According to Cornel J. Martin, president and chief executive officer of Waterways Council Inc. (WCI), industry and government negotiators would be looking at “…a multitude of options including infrastructure needs, bonding and fuel tax. We will look at all the options and all the proposals that might come up.” None, however, will include lockage fees, he said. Industry is working with the U.S. Army Corps of Engineers on this “white-paper process.” Ultimately it will go to Congress for consideration in the development of the 2010 Water Resources Development Act.

The “contradictions” in our headline involve the government’s role. The government says it wants to reduce carbon footprints. Barge transportation has the smallest and is more environmentally friendly than the railroad and trucking industries. As Martin points out, for government to propose lockage fees “at a time when this administration is calling upon our citizens to be more energy-efficient and environmentally responsible, seems grossly out of step.” Lockage fees, industry believes, will drive shippers away from the waterways, resulting in expansion of modes that produce the most pollution. Such fees would penalize segments of the waterways where there is more infrastructure.

It is the volume of product moved, not engine quality, that gives the towing industry the edge environmentally. One 15-barge tow can carry the equivalent of 2.16 one-hundred-car unit trains or the same product amount as 1,050 large semis. Barge transportation wins hands down by comparison in fuel consumption, required manpower, and pollution. It is safer and helps promote highway safety by reducing truck traffic.

As AWO’s president and chief executive officer Tom Allegretti points out, the fiscal year 2010 budget proposes “to spend wisely” and “reform bad habits.” Calling these “worthy goals,” he said they “should be applied to the broken system that spends Inland Waterways Trust Fund monies ineffectively and results in long project delays.” He said that while it “is the industry’s responsibility to pay its fair share of taxes, it is the government’s responsibility not to waste tax dollars. The lock usage tax proposal doesn’t achieve either goal.”

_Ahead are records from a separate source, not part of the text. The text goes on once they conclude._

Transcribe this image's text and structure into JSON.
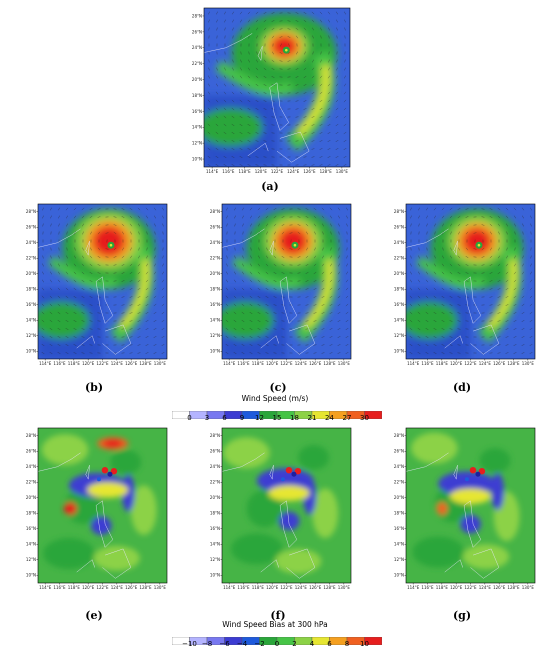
{
  "panels": [
    {
      "id": "a",
      "label": "(a)",
      "kind": "speed",
      "variant": 0
    },
    {
      "id": "b",
      "label": "(b)",
      "kind": "speed",
      "variant": 1
    },
    {
      "id": "c",
      "label": "(c)",
      "kind": "speed",
      "variant": 2
    },
    {
      "id": "d",
      "label": "(d)",
      "kind": "speed",
      "variant": 3
    },
    {
      "id": "e",
      "label": "(e)",
      "kind": "bias",
      "variant": 1
    },
    {
      "id": "f",
      "label": "(f)",
      "kind": "bias",
      "variant": 2
    },
    {
      "id": "g",
      "label": "(g)",
      "kind": "bias",
      "variant": 3
    }
  ],
  "axes": {
    "lat_ticks": [
      "28°N",
      "26°N",
      "24°N",
      "22°N",
      "20°N",
      "18°N",
      "16°N",
      "14°N",
      "12°N",
      "10°N"
    ],
    "lon_ticks": [
      "114°E",
      "116°E",
      "118°E",
      "120°E",
      "122°E",
      "124°E",
      "126°E",
      "128°E",
      "130°E"
    ]
  },
  "colorbar_speed": {
    "title": "Wind Speed  (m/s)",
    "ticks": [
      "0",
      "3",
      "6",
      "9",
      "12",
      "15",
      "18",
      "21",
      "24",
      "27",
      "30"
    ],
    "colors": [
      "#ffffff",
      "#b4b4ff",
      "#7878f0",
      "#3c3cd2",
      "#1e5adc",
      "#2aa63a",
      "#46c446",
      "#8cd246",
      "#e6e632",
      "#f5a020",
      "#f06020",
      "#e61e1e"
    ]
  },
  "colorbar_bias": {
    "title": "Wind Speed Bias at 300 hPa",
    "ticks": [
      "−10",
      "−8",
      "−6",
      "−4",
      "−2",
      "0",
      "2",
      "4",
      "6",
      "8",
      "10"
    ],
    "colors": [
      "#ffffff",
      "#b4b4ff",
      "#7878f0",
      "#3c3cd2",
      "#1e5adc",
      "#2aa63a",
      "#46c446",
      "#8cd246",
      "#e6e632",
      "#f5a020",
      "#f06020",
      "#e61e1e"
    ]
  }
}
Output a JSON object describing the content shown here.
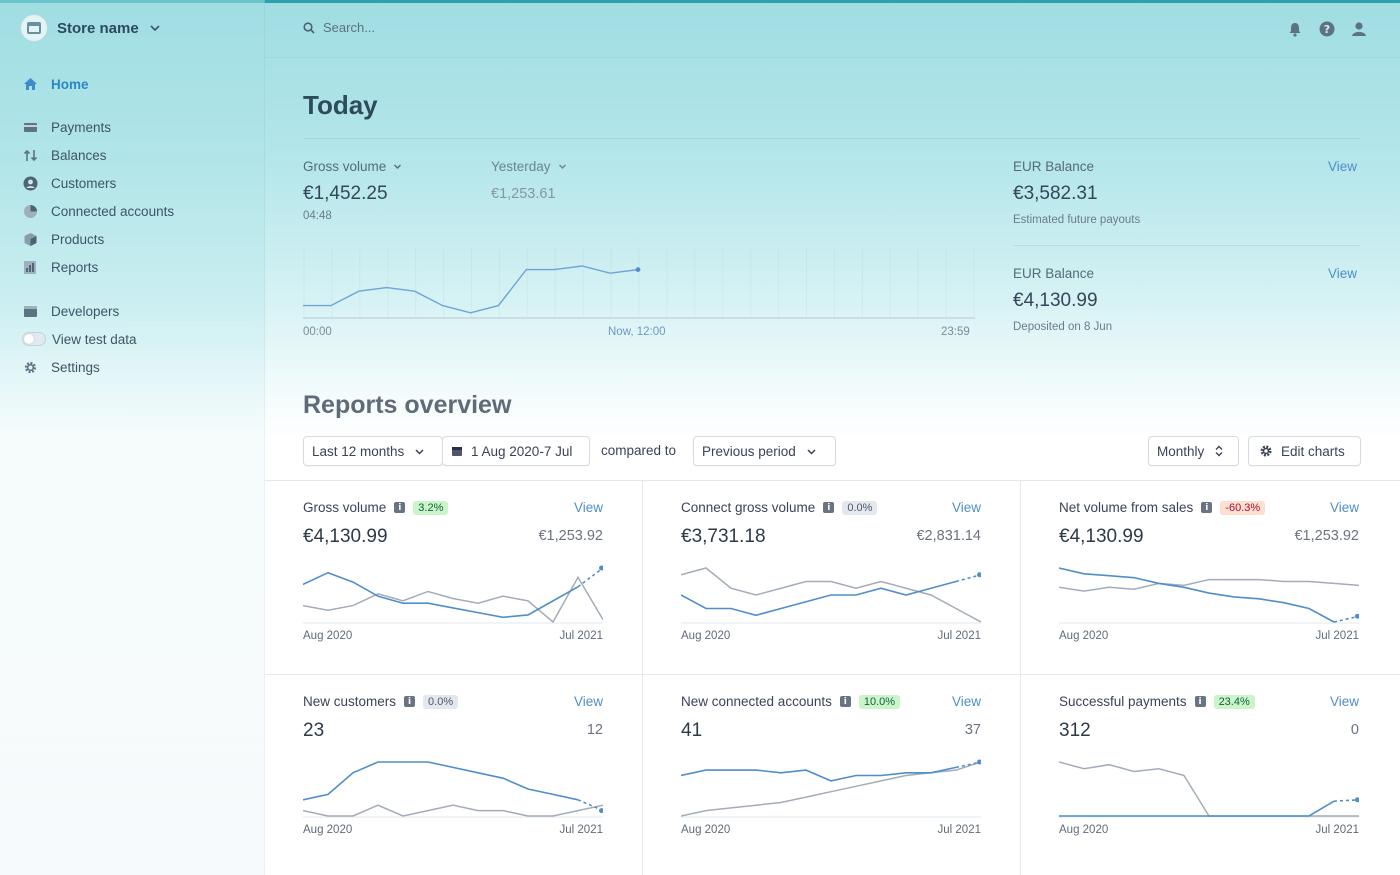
{
  "store": {
    "name": "Store name"
  },
  "search": {
    "placeholder": "Search..."
  },
  "sidebar": {
    "items": [
      {
        "label": "Home",
        "icon": "home-icon",
        "active": true
      },
      {
        "label": "Payments",
        "icon": "payments-icon"
      },
      {
        "label": "Balances",
        "icon": "balances-icon"
      },
      {
        "label": "Customers",
        "icon": "customers-icon"
      },
      {
        "label": "Connected accounts",
        "icon": "connected-accounts-icon"
      },
      {
        "label": "Products",
        "icon": "products-icon"
      },
      {
        "label": "Reports",
        "icon": "reports-icon"
      },
      {
        "label": "Developers",
        "icon": "developers-icon"
      },
      {
        "label": "View test data",
        "icon": "toggle"
      },
      {
        "label": "Settings",
        "icon": "gear-icon"
      }
    ]
  },
  "today": {
    "title": "Today",
    "gross_label": "Gross volume",
    "gross_value": "€1,452.25",
    "gross_time": "04:48",
    "yesterday_label": "Yesterday",
    "yesterday_value": "€1,253.61",
    "axis_start": "00:00",
    "axis_now": "Now, 12:00",
    "axis_end": "23:59",
    "series": [
      16,
      16,
      12,
      11,
      12,
      16,
      18,
      16,
      6,
      6,
      5,
      7,
      6
    ]
  },
  "balances": [
    {
      "label": "EUR Balance",
      "value": "€3,582.31",
      "note": "Estimated future payouts",
      "view": "View"
    },
    {
      "label": "EUR Balance",
      "value": "€4,130.99",
      "note": "Deposited on 8 Jun",
      "view": "View"
    }
  ],
  "reports": {
    "title": "Reports overview",
    "range": "Last 12 months",
    "dates": "1 Aug 2020-7 Jul",
    "compared_to": "compared to",
    "compare_period": "Previous period",
    "interval": "Monthly",
    "edit_charts": "Edit charts"
  },
  "chart_data": [
    {
      "type": "line",
      "title": "Gross volume",
      "badge": "3.2%",
      "badge_type": "pos",
      "value": "€4,130.99",
      "compare": "€1,253.92",
      "view": "View",
      "x_start": "Aug 2020",
      "x_end": "Jul 2021",
      "current": [
        19,
        24,
        20,
        14,
        11,
        11,
        9,
        7,
        5,
        6,
        12,
        18,
        26
      ],
      "previous": [
        10,
        8,
        10,
        15,
        12,
        16,
        13,
        11,
        14,
        12,
        3,
        22,
        4
      ]
    },
    {
      "type": "line",
      "title": "Connect gross volume",
      "badge": "0.0%",
      "badge_type": "neu",
      "value": "€3,731.18",
      "compare": "€2,831.14",
      "view": "View",
      "x_start": "Aug 2020",
      "x_end": "Jul 2021",
      "current": [
        20,
        18,
        18,
        17,
        18,
        19,
        20,
        20,
        21,
        20,
        21,
        22,
        23
      ],
      "previous": [
        23,
        24,
        21,
        20,
        21,
        22,
        22,
        21,
        22,
        21,
        20,
        18,
        16
      ]
    },
    {
      "type": "line",
      "title": "Net volume from sales",
      "badge": "-60.3%",
      "badge_type": "neg2",
      "value": "€4,130.99",
      "compare": "€1,253.92",
      "view": "View",
      "x_start": "Aug 2020",
      "x_end": "Jul 2021",
      "current": [
        34,
        31,
        30,
        29,
        26,
        24,
        21,
        19,
        18,
        16,
        13,
        6,
        9
      ],
      "previous": [
        24,
        22,
        24,
        23,
        26,
        25,
        28,
        28,
        28,
        27,
        27,
        26,
        25
      ]
    },
    {
      "type": "line",
      "title": "New customers",
      "badge": "0.0%",
      "badge_type": "neu",
      "value": "23",
      "compare": "12",
      "view": "View",
      "x_start": "Aug 2020",
      "x_end": "Jul 2021",
      "current": [
        5,
        6,
        10,
        12,
        12,
        12,
        11,
        10,
        9,
        7,
        6,
        5,
        3
      ],
      "previous": [
        3,
        2,
        2,
        4,
        2,
        3,
        4,
        3,
        3,
        2,
        2,
        3,
        4
      ]
    },
    {
      "type": "line",
      "title": "New connected accounts",
      "badge": "10.0%",
      "badge_type": "pos",
      "value": "41",
      "compare": "37",
      "view": "View",
      "x_start": "Aug 2020",
      "x_end": "Jul 2021",
      "current": [
        25,
        27,
        27,
        27,
        26,
        27,
        23,
        25,
        25,
        26,
        26,
        28,
        30
      ],
      "previous": [
        10,
        12,
        13,
        14,
        15,
        17,
        19,
        21,
        23,
        25,
        26,
        27,
        30
      ]
    },
    {
      "type": "line",
      "title": "Successful payments",
      "badge": "23.4%",
      "badge_type": "pos",
      "value": "312",
      "compare": "0",
      "view": "View",
      "x_start": "Aug 2020",
      "x_end": "Jul 2021",
      "current": [
        0,
        0,
        0,
        0,
        0,
        0,
        0,
        0,
        0,
        0,
        0,
        11,
        12
      ],
      "previous": [
        40,
        35,
        38,
        33,
        35,
        30,
        0,
        0,
        0,
        0,
        0,
        0,
        0
      ]
    }
  ]
}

Fortunately the proposed lock fees have failed to gain support among lawmakers, who apparently understand what the Obama administration does not. Unfortunately, those who keep reintroducing the fee do not understand the towing industry and its challenges, or they have ulterior motives. They seem to ignore how the nation can and does benefit from less costly and more environmentally friendly barge transportation, operating over 12,000 miles of navigable waterways in 38 states just for starters.

The damage to be imposed by an ill-thought-out lockage fee can be widespread as well. The Pacific Northwest Waterways Association (PNWA), which opposes lockage fees, said the administration’s proposal “would likely increase the cost of barging, reducing the competitiveness of many American products and farm goods in international markets.”

On the Columbia-Snake River System, the average four-barge tow currently pays about $1,040 in diesel taxes.

“If the Obama administration proposes the same lockage fee amounts that were unsuccessfully suggested by the Bush administration, a four-barge tow that transits all eight locks [on the system] would incur a fee of $2,560 each way by the year 2011,” PNWA reported.

“New fees should not be assessed until there is consistency in navigation trust funds,” the association believes. It noted that more than $4 billion in Harbor Maintenance Tax revenue has not been spent, while operation and maintenance needs at coastal harbors and deep draft ports are underfunded.

It is crucial that industry and the Corps be allowed to complete their work on the Capital Projects Business Model so it can be presented to Congress at the end of the year. The proposed imposition of a destructive lockage fee simply doesn’t make sense.